In my beginning, I was so sad I was numb. I didn't care if I ate, or what I ate, which isn't like me at all, and I figured I could just wait on death to come. I was there for a while, maybe weeks. Then, one day, in my gloom, I picked up and read The Secret Life of Bees, a book my mother had given to me before she died, and as I reached the end of the book, I knew. It was a message from her to me. It was a message to use my grief. Even beyond death, my mom was kicking my ass in to life.
I cleared out my dining room and created a wailing wall. I used all the old pictures, love letters, death certificates, marriage certificates, all the stuff my parents left behind when they died; pictures of my family before my parents divorced, and pictures of my parents and me throughout my adult life. It took two days to build it. The whole time, I cried. I played good bye songs on my computer, songs like "I'll be seeing you" as sung by Billie Holiday because really who else would you want to sing you the saddest song ever written?
After the wall was completed, I felt better. So much better that I went out and bought myself a strip steak and vegetables. I ate better than I had in months that night. I even had pudding for dessert. I bought two kinds, banana and chocolate, and mixed them together. Because that is my favorite.
I kept that wall up for about six months and would add things to it on occasion, stare at it now and then, and every once in a while, cry my fucking eyes out at how much I had lost and how much I missed it all. But I stayed with my grief, my sadness, and the possibility that I might indeed be completely empty.
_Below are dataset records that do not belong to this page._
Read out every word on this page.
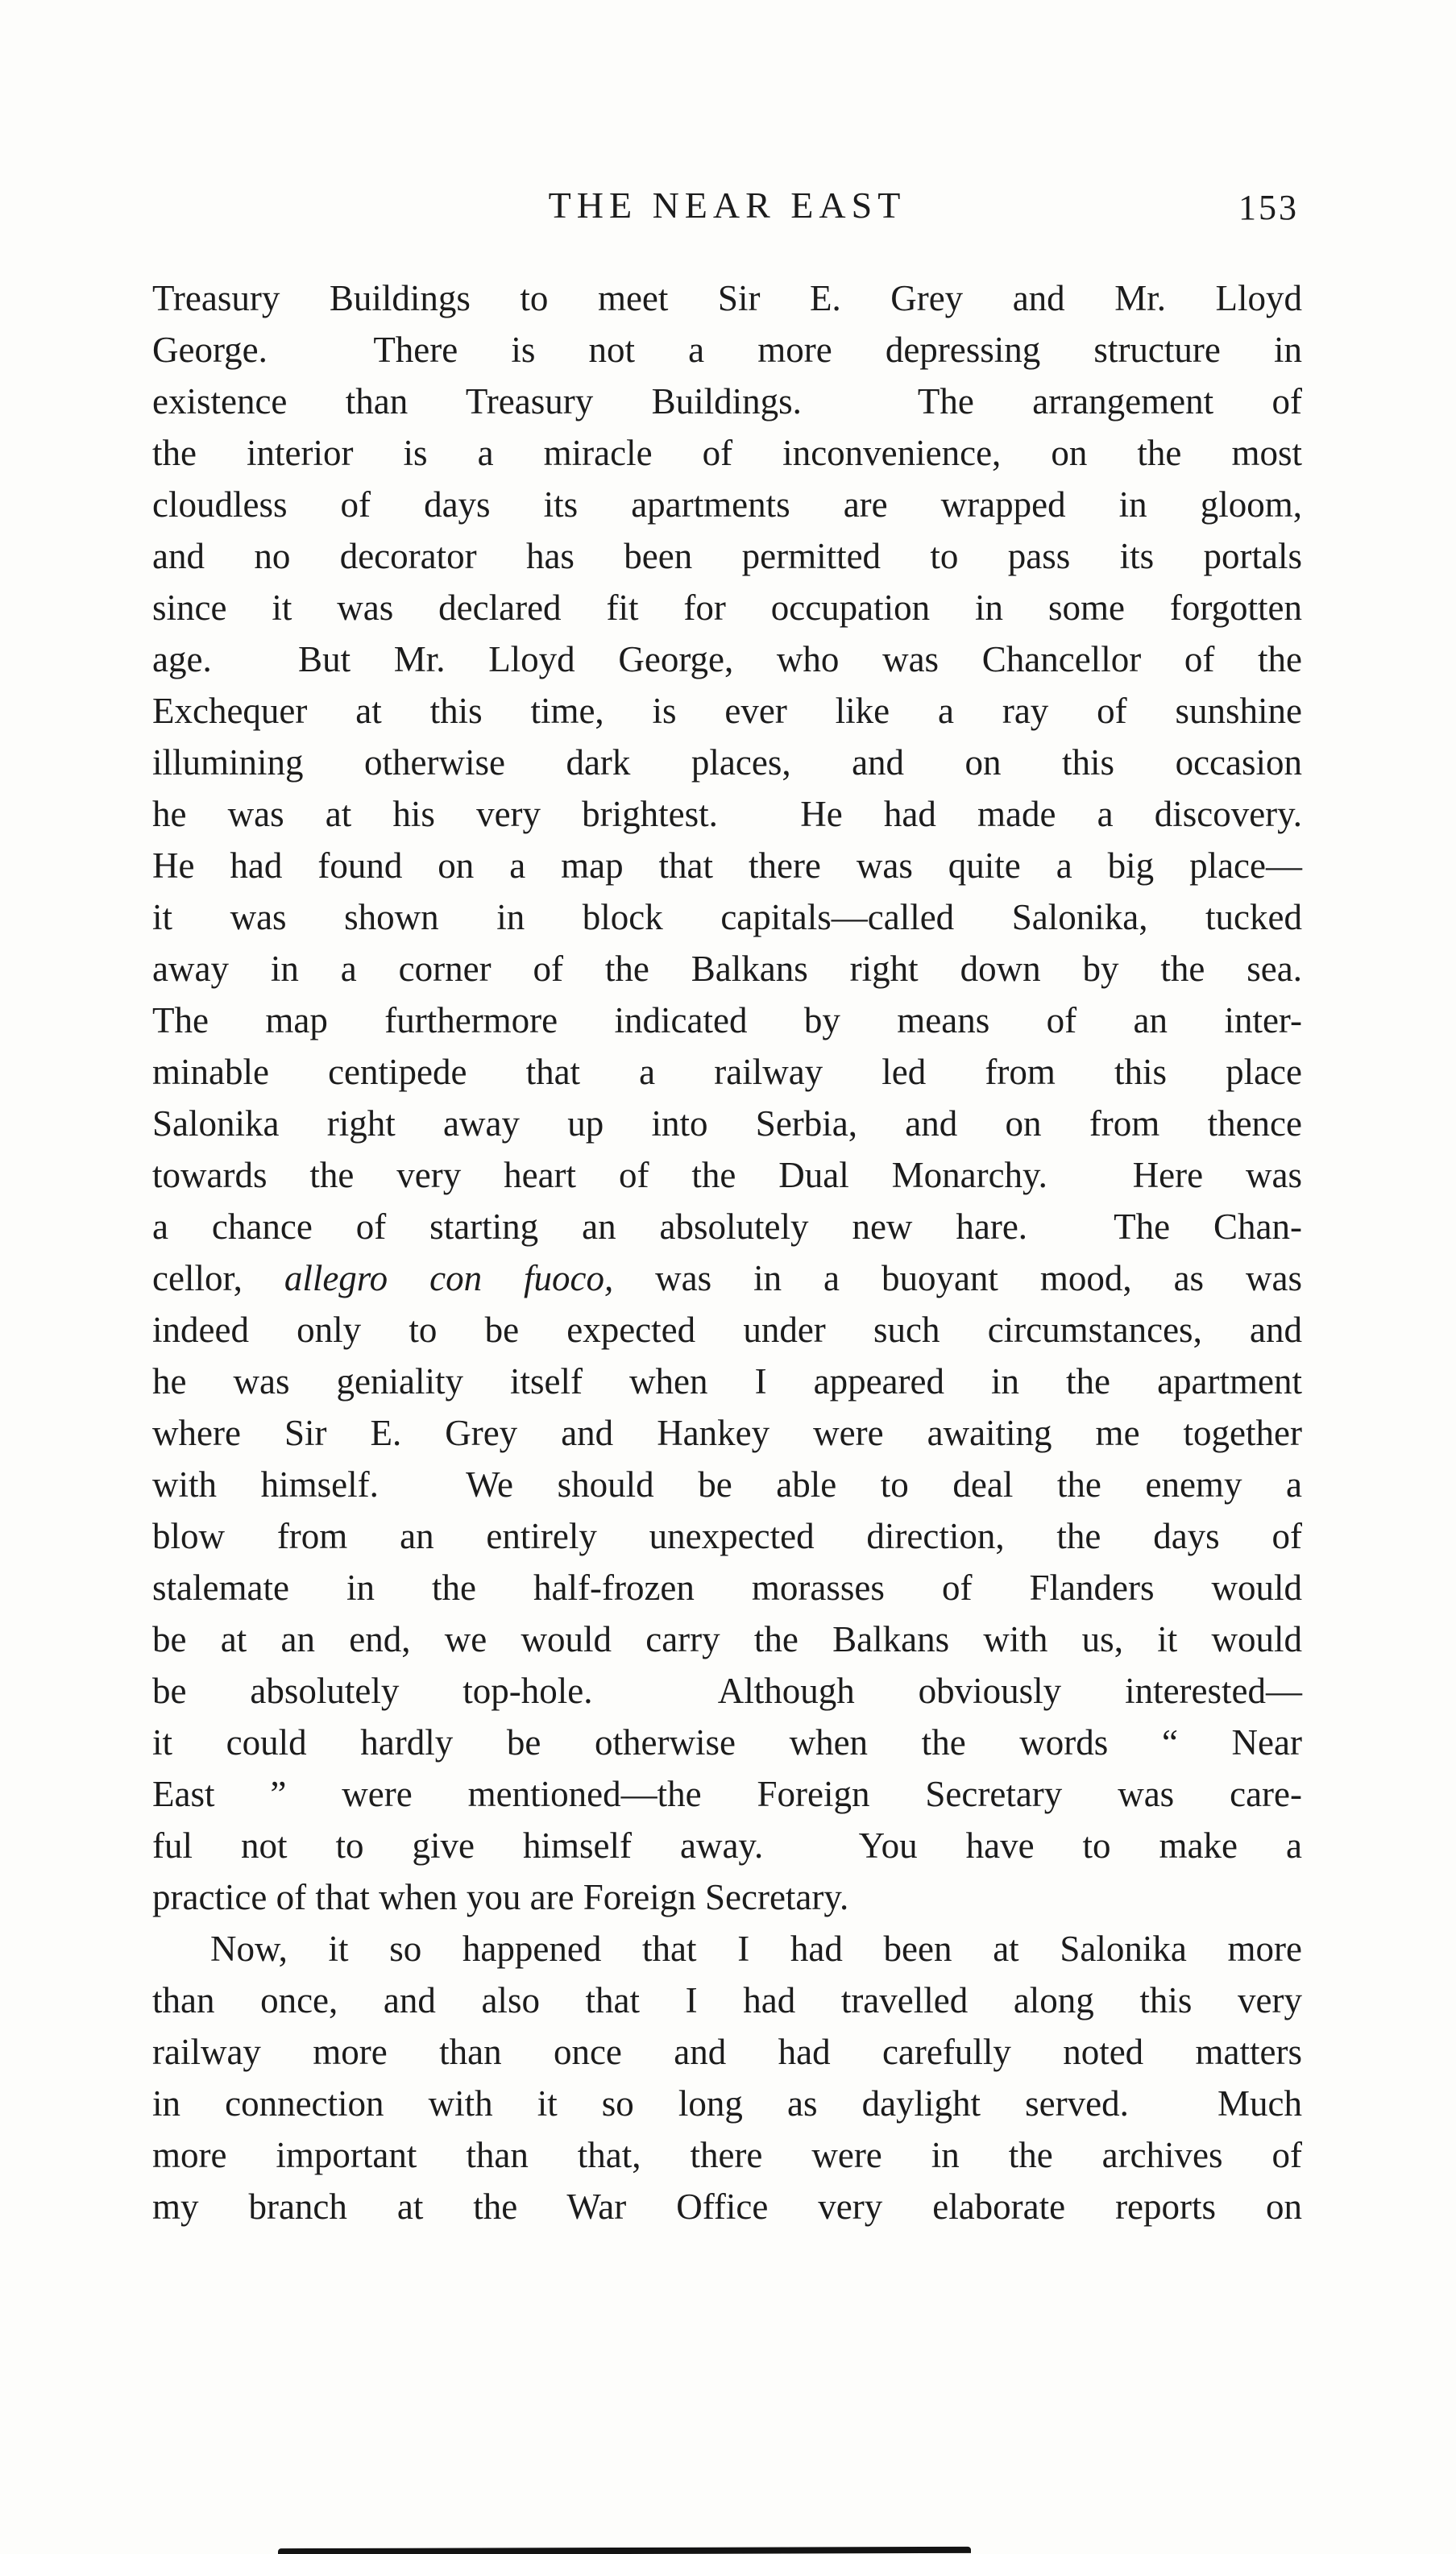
THE NEAR EAST	153
Treasury Buildings to meet Sir E. Grey and Mr. Lloyd
George.  There is not a more depressing structure in
existence than Treasury Buildings.  The arrangement of
the interior is a miracle of inconvenience, on the most
cloudless of days its apartments are wrapped in gloom,
and no decorator has been permitted to pass its portals
since it was declared fit for occupation in some forgotten
age.  But Mr. Lloyd George, who was Chancellor of the
Exchequer at this time, is ever like a ray of sunshine
illumining otherwise dark places, and on this occasion
he was at his very brightest.  He had made a discovery.
He had found on a map that there was quite a big place—
it was shown in block capitals—called Salonika, tucked
away in a corner of the Balkans right down by the sea.
The map furthermore indicated by means of an inter-
minable centipede that a railway led from this place
Salonika right away up into Serbia, and on from thence
towards the very heart of the Dual Monarchy.  Here was
a chance of starting an absolutely new hare.  The Chan-
cellor, allegro con fuoco, was in a buoyant mood, as was
indeed only to be expected under such circumstances, and
he was geniality itself when I appeared in the apartment
where Sir E. Grey and Hankey were awaiting me together
with himself.  We should be able to deal the enemy a
blow from an entirely unexpected direction, the days of
stalemate in the half-frozen morasses of Flanders would
be at an end, we would carry the Balkans with us, it would
be absolutely top-hole.  Although obviously interested—
it could hardly be otherwise when the words “ Near
East ” were mentioned—the Foreign Secretary was care-
ful not to give himself away.  You have to make a
practice of that when you are Foreign Secretary.
Now, it so happened that I had been at Salonika more
than once, and also that I had travelled along this very
railway more than once and had carefully noted matters
in connection with it so long as daylight served.  Much
more important than that, there were in the archives of
my branch at the War Office very elaborate reports on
I stayed with it until slowly, I felt a bit more like myself; I felt like quitting my job. I felt like having sex. I felt like painting. Everything I loved to do came back to me, and this time, it felt a little like an acid trip. Everything was so visceral. I couldn't believe I had gone without these things for so long.
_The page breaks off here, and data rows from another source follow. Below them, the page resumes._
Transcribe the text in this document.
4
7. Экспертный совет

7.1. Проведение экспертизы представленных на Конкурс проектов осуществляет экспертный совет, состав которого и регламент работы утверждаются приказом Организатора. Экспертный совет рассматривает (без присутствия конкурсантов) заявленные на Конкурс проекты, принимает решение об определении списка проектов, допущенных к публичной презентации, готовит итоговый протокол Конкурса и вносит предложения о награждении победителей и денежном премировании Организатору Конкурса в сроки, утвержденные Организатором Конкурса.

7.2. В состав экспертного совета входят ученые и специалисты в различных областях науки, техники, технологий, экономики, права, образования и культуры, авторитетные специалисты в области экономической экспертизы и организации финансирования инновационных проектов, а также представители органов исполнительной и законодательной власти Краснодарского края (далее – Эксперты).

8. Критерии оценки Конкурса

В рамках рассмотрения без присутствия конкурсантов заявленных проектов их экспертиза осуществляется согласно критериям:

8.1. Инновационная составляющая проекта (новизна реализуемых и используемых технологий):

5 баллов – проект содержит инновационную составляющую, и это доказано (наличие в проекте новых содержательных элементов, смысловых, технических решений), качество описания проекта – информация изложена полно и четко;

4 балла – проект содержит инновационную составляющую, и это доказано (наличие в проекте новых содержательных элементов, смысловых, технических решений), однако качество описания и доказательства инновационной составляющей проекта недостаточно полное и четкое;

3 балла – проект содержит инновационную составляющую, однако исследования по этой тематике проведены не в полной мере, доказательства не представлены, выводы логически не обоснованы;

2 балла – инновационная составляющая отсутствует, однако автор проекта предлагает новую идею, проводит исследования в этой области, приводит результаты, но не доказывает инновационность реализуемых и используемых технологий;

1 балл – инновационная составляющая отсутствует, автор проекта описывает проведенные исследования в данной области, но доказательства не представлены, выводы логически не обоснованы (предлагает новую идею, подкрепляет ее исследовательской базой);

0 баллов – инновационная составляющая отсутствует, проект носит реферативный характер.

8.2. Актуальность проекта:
This was of course, not the end of my grief. Even now, ten years later, it will pop up on me. Always a surprise, but always at a logical time of the year, like Valentines Day. For many years before his death, my Dad had sent me red pistachios on Valentines day in cool boxes. It was the only thing about the holiday that I liked. And he died on Valentines day. Which was too bad. Because really, I can take or leave the holiday itself, but the pain of losing him seemed to be emphasized, like a period at the end of a very long sentence, because he left on that day.
When I took down the wall, I put all the stuff into a one gallon glass jar. I still have it to remind me that everything is useful, even the people you lose. Even the emptiness at the end of a life. Even the memory of how great you had always wanted things to be, but never quite got there.
There is nothing wrong with feeling your pain for a while, nothing wrong with rolling around in it and letting it cover you like a heavy blanket that will never warm you. There is a beauty in pain that cannot be duplicated by any other emotion, and we have the right to it. Some things are meant to break us open. Allow this. Live in it.
And then, and only when you are ready, move on. You will be better for knowing your pain, and you will be more comfortable with who you are for having felt it.
When I die, I hope people are sad. I hope they allow themselves to feel the loss of me. Of course I do. . I hope that in the end, when I am gone, the people who know me allow themselves to feel that loss.
But I also hope that this leads to joy, inspiration, and growth. I hope my death leads to revolution.
The thing is, in order to get there, we have to be willing to work through the darkness.